February 23, 2010
TO THE MEMBERS OF THE UNITED STATES CONGRESS:
The U.S. Chamber of Commerce, the world's largest business federation representing the interests of more than three million businesses and organizations of every size, sector, and region, would like to express its support for H.R. 4645, the "Travel Restriction Reform and Export Enhancement Act," introduced by Rep. Peterson. The Chamber supports efforts to broaden economic engagement with Cuba in the belief that additional commercial and people-to-people contacts will help advance democracy and the rule of law.
Enabling Americans to travel to the island and expand already legal export operations is an important first step in reforming U.S. policy toward Cuba. For five decades, unilateral sanctions and a ban on travel have allowed the Cuban regime to blame their own economic mismanagement on Washington. Rather than encouraging Cuba to democratize, these measures have arguably helped prop up the Communist regime. At the same time, denying U.S. companies access to the Cuban market has bolstered third-country competitors.

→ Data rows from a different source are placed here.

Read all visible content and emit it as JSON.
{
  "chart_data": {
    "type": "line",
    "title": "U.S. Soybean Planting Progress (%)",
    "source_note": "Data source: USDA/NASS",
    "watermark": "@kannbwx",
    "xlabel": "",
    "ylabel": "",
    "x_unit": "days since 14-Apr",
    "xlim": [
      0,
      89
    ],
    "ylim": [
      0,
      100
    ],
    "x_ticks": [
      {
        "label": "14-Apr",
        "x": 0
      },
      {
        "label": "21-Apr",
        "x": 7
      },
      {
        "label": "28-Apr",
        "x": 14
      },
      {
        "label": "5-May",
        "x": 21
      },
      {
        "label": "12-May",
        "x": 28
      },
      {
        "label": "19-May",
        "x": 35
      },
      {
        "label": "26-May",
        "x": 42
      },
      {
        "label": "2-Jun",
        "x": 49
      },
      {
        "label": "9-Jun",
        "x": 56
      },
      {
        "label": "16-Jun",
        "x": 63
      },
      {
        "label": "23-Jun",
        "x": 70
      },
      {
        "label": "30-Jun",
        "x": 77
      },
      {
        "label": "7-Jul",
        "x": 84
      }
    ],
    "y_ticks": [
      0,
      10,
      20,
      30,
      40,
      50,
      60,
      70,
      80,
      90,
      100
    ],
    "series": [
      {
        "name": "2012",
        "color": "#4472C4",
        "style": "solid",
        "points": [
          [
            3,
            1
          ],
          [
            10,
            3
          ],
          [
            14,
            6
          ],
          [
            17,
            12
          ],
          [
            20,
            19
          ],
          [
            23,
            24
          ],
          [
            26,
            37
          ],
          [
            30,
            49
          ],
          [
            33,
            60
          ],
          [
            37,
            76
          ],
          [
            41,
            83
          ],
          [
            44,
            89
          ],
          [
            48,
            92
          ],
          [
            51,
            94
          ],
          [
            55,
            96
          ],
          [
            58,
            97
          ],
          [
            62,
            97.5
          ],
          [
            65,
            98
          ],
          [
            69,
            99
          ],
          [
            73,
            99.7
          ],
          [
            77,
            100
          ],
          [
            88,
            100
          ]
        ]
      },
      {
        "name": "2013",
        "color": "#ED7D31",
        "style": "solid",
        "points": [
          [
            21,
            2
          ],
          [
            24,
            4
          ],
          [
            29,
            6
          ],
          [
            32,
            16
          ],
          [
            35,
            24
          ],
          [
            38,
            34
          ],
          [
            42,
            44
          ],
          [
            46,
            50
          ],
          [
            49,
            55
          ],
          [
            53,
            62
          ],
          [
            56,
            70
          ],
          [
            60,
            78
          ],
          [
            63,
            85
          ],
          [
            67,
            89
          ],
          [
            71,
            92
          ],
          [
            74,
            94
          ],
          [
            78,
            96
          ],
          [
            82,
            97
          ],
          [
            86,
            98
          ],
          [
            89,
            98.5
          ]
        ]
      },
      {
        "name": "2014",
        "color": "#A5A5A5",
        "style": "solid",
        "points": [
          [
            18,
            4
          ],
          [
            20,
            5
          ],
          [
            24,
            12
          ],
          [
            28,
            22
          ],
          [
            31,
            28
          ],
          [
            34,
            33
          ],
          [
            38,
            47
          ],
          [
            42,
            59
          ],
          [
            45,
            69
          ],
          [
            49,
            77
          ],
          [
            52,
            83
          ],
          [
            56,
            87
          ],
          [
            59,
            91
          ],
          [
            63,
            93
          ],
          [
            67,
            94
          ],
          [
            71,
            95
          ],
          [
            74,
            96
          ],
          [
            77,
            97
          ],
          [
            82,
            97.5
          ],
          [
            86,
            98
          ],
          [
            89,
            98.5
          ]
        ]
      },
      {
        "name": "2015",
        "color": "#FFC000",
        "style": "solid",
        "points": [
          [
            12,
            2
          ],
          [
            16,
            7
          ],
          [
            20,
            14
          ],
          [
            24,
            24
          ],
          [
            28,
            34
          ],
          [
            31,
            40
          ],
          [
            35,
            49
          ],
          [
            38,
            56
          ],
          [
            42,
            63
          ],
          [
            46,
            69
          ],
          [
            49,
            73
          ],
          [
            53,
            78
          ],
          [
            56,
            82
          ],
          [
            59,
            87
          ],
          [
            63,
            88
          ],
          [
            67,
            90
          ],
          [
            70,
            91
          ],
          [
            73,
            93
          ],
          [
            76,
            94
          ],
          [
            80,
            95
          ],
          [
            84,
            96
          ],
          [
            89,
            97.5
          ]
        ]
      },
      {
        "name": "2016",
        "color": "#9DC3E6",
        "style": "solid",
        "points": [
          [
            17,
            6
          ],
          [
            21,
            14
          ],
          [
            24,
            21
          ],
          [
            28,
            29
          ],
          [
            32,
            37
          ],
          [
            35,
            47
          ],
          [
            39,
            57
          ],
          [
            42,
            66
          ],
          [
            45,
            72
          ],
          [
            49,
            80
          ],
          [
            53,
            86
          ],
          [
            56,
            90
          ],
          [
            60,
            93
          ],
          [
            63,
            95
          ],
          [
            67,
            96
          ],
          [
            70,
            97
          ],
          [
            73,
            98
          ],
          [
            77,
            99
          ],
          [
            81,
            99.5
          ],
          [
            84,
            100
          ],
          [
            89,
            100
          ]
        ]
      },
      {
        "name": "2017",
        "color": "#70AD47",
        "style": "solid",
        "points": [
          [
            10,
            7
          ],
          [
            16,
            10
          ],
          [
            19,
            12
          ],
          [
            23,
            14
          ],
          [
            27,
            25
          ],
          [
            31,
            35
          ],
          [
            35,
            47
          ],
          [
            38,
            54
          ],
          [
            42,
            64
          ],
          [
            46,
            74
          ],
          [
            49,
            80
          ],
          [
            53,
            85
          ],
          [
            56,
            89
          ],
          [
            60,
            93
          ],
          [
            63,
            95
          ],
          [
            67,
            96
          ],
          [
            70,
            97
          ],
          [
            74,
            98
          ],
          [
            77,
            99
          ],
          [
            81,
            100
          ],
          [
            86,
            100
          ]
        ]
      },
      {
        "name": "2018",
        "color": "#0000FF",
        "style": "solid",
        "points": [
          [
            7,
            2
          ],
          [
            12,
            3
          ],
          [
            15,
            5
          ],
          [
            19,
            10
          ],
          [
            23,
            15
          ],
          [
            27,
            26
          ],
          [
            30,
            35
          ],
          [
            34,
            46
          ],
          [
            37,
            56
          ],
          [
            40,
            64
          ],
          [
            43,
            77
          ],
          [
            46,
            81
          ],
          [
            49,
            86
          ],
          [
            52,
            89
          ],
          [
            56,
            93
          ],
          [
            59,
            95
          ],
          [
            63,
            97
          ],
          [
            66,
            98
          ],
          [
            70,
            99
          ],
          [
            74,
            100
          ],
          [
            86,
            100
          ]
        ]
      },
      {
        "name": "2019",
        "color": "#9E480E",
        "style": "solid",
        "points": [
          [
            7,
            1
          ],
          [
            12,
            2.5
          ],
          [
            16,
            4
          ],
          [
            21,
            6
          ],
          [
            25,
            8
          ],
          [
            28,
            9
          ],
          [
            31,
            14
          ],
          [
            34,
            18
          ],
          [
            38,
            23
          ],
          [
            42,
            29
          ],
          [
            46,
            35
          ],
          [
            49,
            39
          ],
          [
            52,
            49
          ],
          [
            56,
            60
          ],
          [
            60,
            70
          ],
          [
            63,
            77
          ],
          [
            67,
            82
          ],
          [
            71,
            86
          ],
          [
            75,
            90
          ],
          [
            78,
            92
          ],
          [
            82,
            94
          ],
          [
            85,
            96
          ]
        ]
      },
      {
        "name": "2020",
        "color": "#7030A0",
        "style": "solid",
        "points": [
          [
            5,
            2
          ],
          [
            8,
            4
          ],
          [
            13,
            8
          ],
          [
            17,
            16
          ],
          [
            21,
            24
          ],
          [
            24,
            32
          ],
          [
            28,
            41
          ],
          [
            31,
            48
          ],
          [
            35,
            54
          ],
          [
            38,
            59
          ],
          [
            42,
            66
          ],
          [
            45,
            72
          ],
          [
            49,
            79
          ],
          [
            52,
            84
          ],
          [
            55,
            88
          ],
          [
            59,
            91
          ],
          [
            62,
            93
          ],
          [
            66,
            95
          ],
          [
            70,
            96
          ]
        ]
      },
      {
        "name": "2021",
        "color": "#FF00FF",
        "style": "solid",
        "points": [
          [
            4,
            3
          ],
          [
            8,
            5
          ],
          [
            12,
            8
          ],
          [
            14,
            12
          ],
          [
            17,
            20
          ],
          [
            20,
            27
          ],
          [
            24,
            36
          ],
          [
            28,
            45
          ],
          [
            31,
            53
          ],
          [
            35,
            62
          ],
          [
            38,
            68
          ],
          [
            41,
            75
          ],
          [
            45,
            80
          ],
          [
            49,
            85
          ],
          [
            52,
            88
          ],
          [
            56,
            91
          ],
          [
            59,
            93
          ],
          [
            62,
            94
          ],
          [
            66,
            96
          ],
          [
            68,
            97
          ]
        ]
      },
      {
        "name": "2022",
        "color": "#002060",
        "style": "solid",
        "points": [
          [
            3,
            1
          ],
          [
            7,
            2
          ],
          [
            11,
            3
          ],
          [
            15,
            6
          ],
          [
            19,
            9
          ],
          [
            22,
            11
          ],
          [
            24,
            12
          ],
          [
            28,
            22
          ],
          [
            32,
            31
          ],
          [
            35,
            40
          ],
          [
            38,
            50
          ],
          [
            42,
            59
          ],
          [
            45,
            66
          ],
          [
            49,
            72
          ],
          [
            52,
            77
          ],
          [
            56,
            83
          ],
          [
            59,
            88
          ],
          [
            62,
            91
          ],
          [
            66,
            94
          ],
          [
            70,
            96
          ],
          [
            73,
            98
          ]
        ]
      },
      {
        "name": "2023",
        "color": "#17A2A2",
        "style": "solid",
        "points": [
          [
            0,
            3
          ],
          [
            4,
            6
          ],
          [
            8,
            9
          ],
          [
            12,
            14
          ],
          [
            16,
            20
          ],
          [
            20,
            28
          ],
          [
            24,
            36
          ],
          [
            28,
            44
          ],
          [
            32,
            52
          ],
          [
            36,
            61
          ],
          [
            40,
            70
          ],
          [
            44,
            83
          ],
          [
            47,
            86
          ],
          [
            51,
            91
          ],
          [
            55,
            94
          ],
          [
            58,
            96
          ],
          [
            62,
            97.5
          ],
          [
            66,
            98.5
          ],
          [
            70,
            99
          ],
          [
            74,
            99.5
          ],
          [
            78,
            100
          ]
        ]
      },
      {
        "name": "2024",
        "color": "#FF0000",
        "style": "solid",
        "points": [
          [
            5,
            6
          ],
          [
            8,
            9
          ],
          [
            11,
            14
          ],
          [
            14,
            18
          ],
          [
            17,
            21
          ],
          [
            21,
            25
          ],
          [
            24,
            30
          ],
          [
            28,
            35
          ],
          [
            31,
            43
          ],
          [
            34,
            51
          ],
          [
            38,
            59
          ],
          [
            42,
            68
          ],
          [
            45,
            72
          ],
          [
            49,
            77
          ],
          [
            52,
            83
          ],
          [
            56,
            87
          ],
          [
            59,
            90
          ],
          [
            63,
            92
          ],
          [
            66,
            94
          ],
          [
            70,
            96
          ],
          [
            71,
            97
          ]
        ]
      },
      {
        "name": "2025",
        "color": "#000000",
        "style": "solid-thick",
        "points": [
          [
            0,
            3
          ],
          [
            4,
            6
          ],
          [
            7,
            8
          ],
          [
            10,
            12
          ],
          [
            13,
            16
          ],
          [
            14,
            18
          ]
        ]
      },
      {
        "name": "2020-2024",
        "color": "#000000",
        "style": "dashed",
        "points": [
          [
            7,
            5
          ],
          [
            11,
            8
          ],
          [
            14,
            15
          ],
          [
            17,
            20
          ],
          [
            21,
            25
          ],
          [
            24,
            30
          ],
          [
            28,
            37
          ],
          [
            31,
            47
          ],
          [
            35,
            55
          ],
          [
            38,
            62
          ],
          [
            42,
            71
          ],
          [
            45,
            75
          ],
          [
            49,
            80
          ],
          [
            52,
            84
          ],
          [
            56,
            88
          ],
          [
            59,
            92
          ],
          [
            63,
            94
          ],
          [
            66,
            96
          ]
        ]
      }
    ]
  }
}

Prior to the embargo, the United States accounted for nearly 70 percent of Cuba's international trade. Cuba was the seventh-largest market for U.S. exporters, particularly U.S. farmers and ranchers. The U.S. International Trade Commission (USITC) estimated in 2001 that the Cuba embargo costs American exporters up to $1.2 billion annually in lost sales, and this sum has likely grown over the past nine years. Facilitating agricultural exports to Cuba would restore the natural competitive advantage of U.S. agricultural products in Cuba.
Because of the need to reform U.S. policy toward Cuba, the Chamber urges you to pass H.R. 4645 swiftly as an important first step toward a policy more likely to bring change to Cuba and commercial benefits to the United States.